Each legislative session, doctors dress up in white lab coats and explain to the health committees why they should remain the quarterback, the gatekeeper to health care. They say nurse practitioners are dangerous, but that they hire them and keep a close eye on them to ensure safety. They talk about how much longer their education took.

What they’re not talking about are the hundreds of studies showing safety and outcome levels equivalent to physicians and a higher rating for communication.

It’s as if they’re saying, “If you give them an inch, they’ll take a mile.” Legislators swallow their arguments hook, line and sinker, and with the governor’s approval, the phony hierarchy is kept alive. Perry and other governors fail to lead by not challenging the status quo nor placing the issue on their agendas.

Doctors’ arguments are curious, given they can’t come anywhere near producing enough providers. Family doctors are retiring. Medical students graduate with enormous debt and opt for the specialties over less lucrative primary care. If every nurse practitioner and family doctor were deployed, Texas still could not meet its need for accessible primary care.

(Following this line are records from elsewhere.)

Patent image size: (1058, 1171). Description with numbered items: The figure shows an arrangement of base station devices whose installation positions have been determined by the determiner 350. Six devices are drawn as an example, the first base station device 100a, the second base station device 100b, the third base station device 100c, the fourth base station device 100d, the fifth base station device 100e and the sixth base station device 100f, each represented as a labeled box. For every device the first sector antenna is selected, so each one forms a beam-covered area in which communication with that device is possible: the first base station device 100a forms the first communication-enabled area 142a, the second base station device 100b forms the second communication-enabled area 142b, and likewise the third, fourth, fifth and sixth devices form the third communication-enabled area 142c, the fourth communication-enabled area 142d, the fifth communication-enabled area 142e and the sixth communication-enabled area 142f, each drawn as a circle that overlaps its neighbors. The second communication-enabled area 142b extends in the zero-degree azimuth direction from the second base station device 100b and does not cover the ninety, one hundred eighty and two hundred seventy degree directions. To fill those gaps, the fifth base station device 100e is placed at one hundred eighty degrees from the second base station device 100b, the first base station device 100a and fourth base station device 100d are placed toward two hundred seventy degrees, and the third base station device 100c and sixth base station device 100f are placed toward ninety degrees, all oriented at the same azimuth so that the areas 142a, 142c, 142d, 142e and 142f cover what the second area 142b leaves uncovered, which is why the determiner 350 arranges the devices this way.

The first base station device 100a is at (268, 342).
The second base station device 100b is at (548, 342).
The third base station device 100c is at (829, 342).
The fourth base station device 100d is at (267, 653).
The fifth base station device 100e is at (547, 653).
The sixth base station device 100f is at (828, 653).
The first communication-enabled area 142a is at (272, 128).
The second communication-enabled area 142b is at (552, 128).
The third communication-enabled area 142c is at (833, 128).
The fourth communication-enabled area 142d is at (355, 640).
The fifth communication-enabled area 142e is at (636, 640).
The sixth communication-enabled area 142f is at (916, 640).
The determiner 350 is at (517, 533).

Last session, Perry could have called for emergency legislation to alleviate the dire need for health care access, which disgraces his state. Instead he chose abortion legislation, despite 2011 data showing a significant and steady decline since 2000 — bucking the national trend. The nefarious law that he signed has landed in federal district court.

People suffer when they don’t have access to primary care; they stay sick longer. When the problem gets unbearable, they face long-distance drives for care and long waits in crowded emergency rooms — the wrong setting. At least in an ER they’re assured of eventually seeing a medical professional. This common and unnecessary Texas scenario is dangerous, causes needless human suffering and burdens health care systems.

By putting these nurses to work to their full potential, a visionary leader would create jobs while increasing access. It’s a shovel-ready project, and with the absence of Perry’s attention for 11 years, legislators continue to miss the boat.

A friend of mine was born, raised and educated in Texas and is heartbroken that she can’t practice as an advanced nurse in her native state. She could if she lived in three bordering states: New Mexico, Louisiana and Arkansas. She chose New Mexico.

Perry, you could be touting your health care record on the campaign trail. Be a real leader. Let the public interest be your guide and free up nurses to elevate us from last in the nation in access to care.

Toni Inglis, MSN, RN CNS (retired), FAAN, a lifelong Austin resident, is a retired neonatal intensive care nurse and editor of NursingNews. She also wrote a monthly opinion column for the Austin American-Statesman editorial pages for 10 years.